The lawsuit was decided in favor of the plaintiffs in 2013, and a Colorado judge ordered Phillips to receive anti-discrimination training and to serve same-sex weddings or stop serving weddings altogether.
He chose to stop serving weddings through his bakery, which he had opened in 1993.
Phillips lost appeals at the state level, and the Colorado Supreme Court declined to take the case. In June 2017, the U.S. Supreme Court agreed to hear the case, known as Masterpiece Cakeshop v. Colorado Civil Rights Commission.
Attorneys for the baker have argued that forcing Phillips to advance a message about marriage that is contrary to his faith violates the Constitution's protections for free speech.
In oral arguments in December 2017, U.S. Supreme Court Justice Anthony Kennedy had asked whether the commission decision could stand if at least one member based his or her decision "in significant part" on grounds of "hostility to religion."
Kennedy appeared critical of the commission, saying, "Tolerance is essential in a free society. And tolerance is most meaningful when it's mutual... It seems to me that the state in its position here has been neither tolerant nor respectful of Mr. Phillips' religious beliefs."
At the same time, the justice had wondered whether a victory for the plaintiff's argument would enable discrimination.
"It means that there's basically an ability to boycott gay marriages," said Kennedy, who is considered a swing vote in the case.
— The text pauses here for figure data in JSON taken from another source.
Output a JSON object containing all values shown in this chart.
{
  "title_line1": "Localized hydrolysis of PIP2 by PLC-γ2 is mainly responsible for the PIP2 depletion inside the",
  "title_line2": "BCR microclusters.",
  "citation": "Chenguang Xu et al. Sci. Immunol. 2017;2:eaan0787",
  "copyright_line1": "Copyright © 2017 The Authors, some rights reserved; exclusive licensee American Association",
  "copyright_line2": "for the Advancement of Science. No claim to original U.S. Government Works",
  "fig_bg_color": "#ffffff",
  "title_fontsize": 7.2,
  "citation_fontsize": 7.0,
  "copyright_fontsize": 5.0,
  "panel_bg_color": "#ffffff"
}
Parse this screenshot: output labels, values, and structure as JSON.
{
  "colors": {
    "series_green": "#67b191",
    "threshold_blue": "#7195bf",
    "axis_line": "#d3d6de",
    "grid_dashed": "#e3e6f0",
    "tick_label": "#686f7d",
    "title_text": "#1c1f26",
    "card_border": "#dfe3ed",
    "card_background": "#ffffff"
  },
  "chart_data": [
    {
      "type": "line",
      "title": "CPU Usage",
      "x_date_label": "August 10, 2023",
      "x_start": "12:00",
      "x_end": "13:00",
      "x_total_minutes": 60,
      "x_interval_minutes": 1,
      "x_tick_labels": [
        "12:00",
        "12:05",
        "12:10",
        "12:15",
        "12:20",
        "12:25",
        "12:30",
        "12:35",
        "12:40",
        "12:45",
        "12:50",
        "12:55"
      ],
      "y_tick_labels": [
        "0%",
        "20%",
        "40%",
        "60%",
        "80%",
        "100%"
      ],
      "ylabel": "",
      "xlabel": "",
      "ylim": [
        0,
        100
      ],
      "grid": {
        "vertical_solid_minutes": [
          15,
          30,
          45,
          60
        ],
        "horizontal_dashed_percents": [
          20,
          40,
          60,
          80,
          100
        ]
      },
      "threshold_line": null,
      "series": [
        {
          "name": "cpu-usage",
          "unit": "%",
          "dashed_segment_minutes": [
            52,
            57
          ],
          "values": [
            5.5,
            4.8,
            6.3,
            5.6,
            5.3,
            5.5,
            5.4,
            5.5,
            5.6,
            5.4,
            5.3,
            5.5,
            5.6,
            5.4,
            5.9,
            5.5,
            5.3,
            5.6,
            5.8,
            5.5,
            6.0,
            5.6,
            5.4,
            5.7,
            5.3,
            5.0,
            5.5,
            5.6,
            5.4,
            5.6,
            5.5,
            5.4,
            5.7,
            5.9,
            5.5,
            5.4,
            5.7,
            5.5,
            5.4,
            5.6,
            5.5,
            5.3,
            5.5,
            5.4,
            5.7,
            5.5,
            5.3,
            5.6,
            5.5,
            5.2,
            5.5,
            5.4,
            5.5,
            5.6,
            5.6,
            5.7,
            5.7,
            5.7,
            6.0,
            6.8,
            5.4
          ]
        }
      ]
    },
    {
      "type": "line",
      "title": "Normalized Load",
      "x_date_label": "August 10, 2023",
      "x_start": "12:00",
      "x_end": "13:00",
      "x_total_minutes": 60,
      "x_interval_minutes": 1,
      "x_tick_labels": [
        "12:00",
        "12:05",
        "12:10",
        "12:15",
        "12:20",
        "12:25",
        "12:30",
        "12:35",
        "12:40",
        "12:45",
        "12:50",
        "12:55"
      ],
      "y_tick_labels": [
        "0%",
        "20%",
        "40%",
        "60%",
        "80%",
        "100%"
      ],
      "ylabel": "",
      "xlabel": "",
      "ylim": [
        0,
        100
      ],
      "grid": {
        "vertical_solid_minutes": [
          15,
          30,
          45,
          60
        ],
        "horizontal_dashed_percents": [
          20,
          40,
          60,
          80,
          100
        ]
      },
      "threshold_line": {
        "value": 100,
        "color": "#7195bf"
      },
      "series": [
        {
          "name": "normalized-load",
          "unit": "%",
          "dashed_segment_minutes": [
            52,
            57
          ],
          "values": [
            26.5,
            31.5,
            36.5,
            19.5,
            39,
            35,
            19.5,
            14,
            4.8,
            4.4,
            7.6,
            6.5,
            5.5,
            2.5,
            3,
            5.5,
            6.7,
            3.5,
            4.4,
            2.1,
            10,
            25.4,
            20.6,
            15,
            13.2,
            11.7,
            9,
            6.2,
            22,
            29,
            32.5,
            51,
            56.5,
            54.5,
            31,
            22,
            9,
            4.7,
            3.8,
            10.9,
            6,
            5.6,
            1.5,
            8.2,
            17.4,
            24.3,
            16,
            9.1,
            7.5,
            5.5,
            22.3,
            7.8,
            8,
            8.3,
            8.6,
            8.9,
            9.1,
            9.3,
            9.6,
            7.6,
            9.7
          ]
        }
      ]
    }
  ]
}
"If you prevail, could the bakery put a sign in its window, 'We do not make cakes for gay weddings'?" Kennedy asked Solicitor General Noel J. Francisco. "And you would not posit that an affront to the gay community?"
Francisco, who backed Phillips' case, suggested that the baker could say he does not make "custom-made wedding cakes for gay weddings, but most cakes would not cross that threshold." While there are dignity interests at stake, Francisco said, and he would not minimize the same-sex couple's dignity interests, "there are dignity interests on the other side here too."
Phillips declines to bake other kinds of cakes that promote ideas at odds with his beliefs, such as cakes that portray anti-American, atheist, or racist messages or disparage members of the LGBT community, his attorneys said. Phillips also declines to create custom cakes for other events he is uncomfortable supporting, such as Halloween and bachelor parties.
Since the litigation started, Phillips has said that he has lost more than 40 percent of his business due to his inability to serve any weddings. As a result, he has lost nearly half of his employees, and now struggles to keep in business.
He has also received death threats and has voiced concern for the safety of family members.
The U.S. Conference of Catholic Bishops filed an amicus curiae brief on behalf of Phillips.